«(Mio padre) darà appoggio a una lista che parteciperà alle elezioni legislative…sarà registrata questa sera». «Quella di Nasser Qudwa?». «Ora è lista di Marwan e Nasser». Con questo breve scambio su Whatsapp, ieri Qassam Barghouti ha confermato al manifesto che il padre, Marwan Barghouti, il più noto e popolare dei prigionieri politici palestinesi, alle elezioni del 22 maggio non sosterrà la lista del suo partito, Fatah. Darà invece il suo appoggio alla lista Hurriyeh (Libertà) di Nasser Qudwa, ex ambasciatore dell’Olp all’Onu e nipote di Yasser Arafat, espulso il mese scorso da Fatah per ordine del suo leader e presidente palestinese Abu Mazen, perché dissidente e per aver affermato l’intenzione di presentarsi alle elezioni del 22 maggio da indipendente. L’avvocata e attivista dei diritti delle donne Fadwa Barghouti, moglie di Marwan, occuperà il secondo posto della lista, subito dopo Qudwa. Intenzionato a candidarsi a presidente dell’Autorità nazionale palestinese (Anp) – in sfida aperta ad Abu Mazen – Marwan Barghouti non può partecipare alle legislative, lo stabilisce lo Statuto dell’Anp. A rappresentarlo tra i 63 candidati inseriti nella lista Hurriyeh ci saranno oltre alla moglie alcuni dei suoi storici collaboratori e sostenitori, tra i quali Qaddura Fares e Hatem Abdel Qader.

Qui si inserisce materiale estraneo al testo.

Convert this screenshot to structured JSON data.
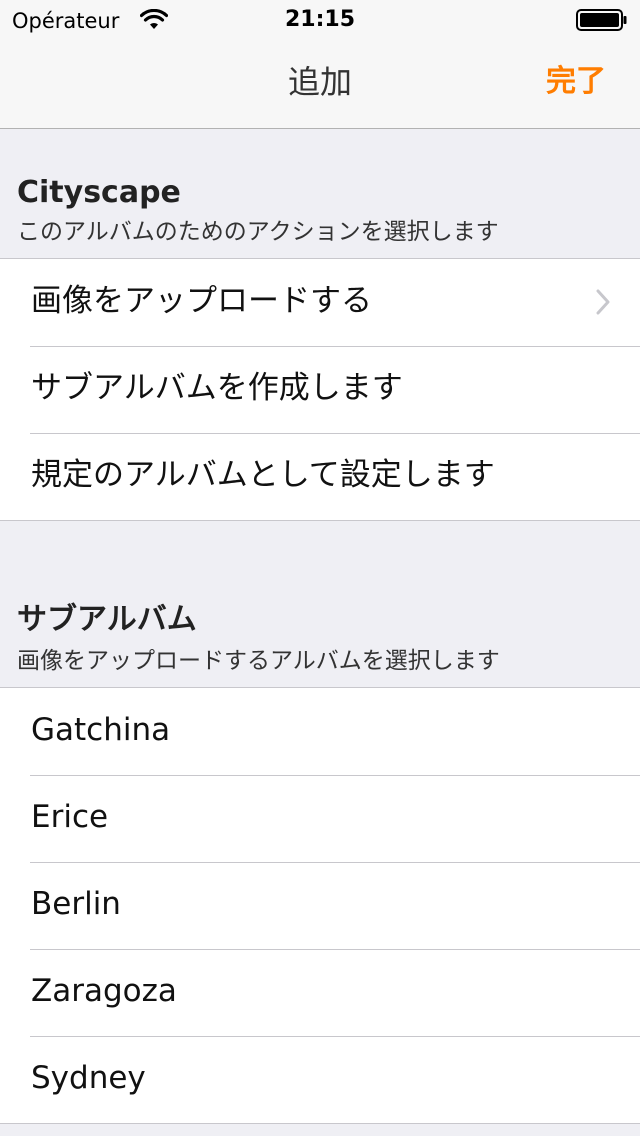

Il 6 aprile, la Commissione elettorale palestinese comunicherà quali delle 16 liste che si sono registrate potranno prendere parte al voto. E qualcuno non esclude una sorpresa, ossia che un «errore» nella registrazione di Hurriyeh possa tenere la lista lontana dalle urne. Oltre ai vertici di Fatah, consapevoli dei consensi che Barghouti, con la sua popolarità, potrà portare alla Hurriyeh, anche l’Unione europea, gli Stati uniti e, soprattutto, Israele seguono gli sviluppi delle elezioni palestinesi. E non sono tranquilli. Contro le previsioni della vigilia, le votazioni del 22 maggio e le presidenziali del 31 luglio non saranno simboliche e scontate. Piuttosto fanno registrare scosse inattese e un crescente interesse della popolazione dei Territori occupati per il ritorno alle urne dopo oltre 15 anni. Se tra qualche mese Barghouti, come i sondaggi dicono al momento, sarà eletto, per Israele non sarà semplice tenere dietro le sbarre il presidente eletto dell’Anp, nonostante i cinque ergastoli e i 40 anni di prigione che sta scontando per «terrorismo».

Martedì sera Mahmud Al Alul, il numero due di Fatah, ha avuto un colloquio di due ore con Fadwa Barghouti, sperando di spingerla a persuadere il marito a restare in disparte «per il bene di Fatah». Non è servito. Barghouti, insieme a molti altri membri del partito, sa che l’attuale leadership che fa capo all’anziano presidente Abu Mazen (85 anni) – portatore da lungo tempo di una linea sterile, non in grado di ridare slancio alle aspirazioni dei palestinesi – non può più conquistare la fiducia della popolazione. La spaccatura tra Fatah che governa in Cisgiordania e gli islamisti di Hamas a Gaza ha aggravato la frustrazione dell’opinione pubblica palestinese.
Adesso si attende di vedere la risposta a questo terremoto della base di Fatah, un tempo guidata proprio da Barghouti. Così come quella dei prigionieri in carcere in Israele di cui il «Mandela palestinese» per 19 anni è stato uno dei rappresentanti. Sullo sfondo di questo dramma in Fatah c’è Hamas che tre giorni fa ha registrato la sua lista elettorale, «Gerusalemme è il nostro traguardo». L’ingresso in campo di un personaggio politico popolare come Barghouti riduce sensibilmente le possibilità del movimento islamico di bissare il successo del 2006. Capolista è Khalil Al Hayya, uno dei membri più influenti dell’ufficio politico di Hamas.

Resta nel frattempo molto complesso il dopo voto in Israele. Ieri il presidente Reuven Rivlin, ricevendo i risultati ufficiali delle elezioni del 23 marzo (le quarte in due anni), ha spiegato che, pur di arrivare a una maggioranza stabile, potrebbe affidare l’incarico facendo ricorso a «collaborazioni inusuali». Una linea che forse lo porterà a scegliere un leader di partito diverso dal premier uscente Netanyahu che pure è stato indicato dalla maggioranza dei partiti.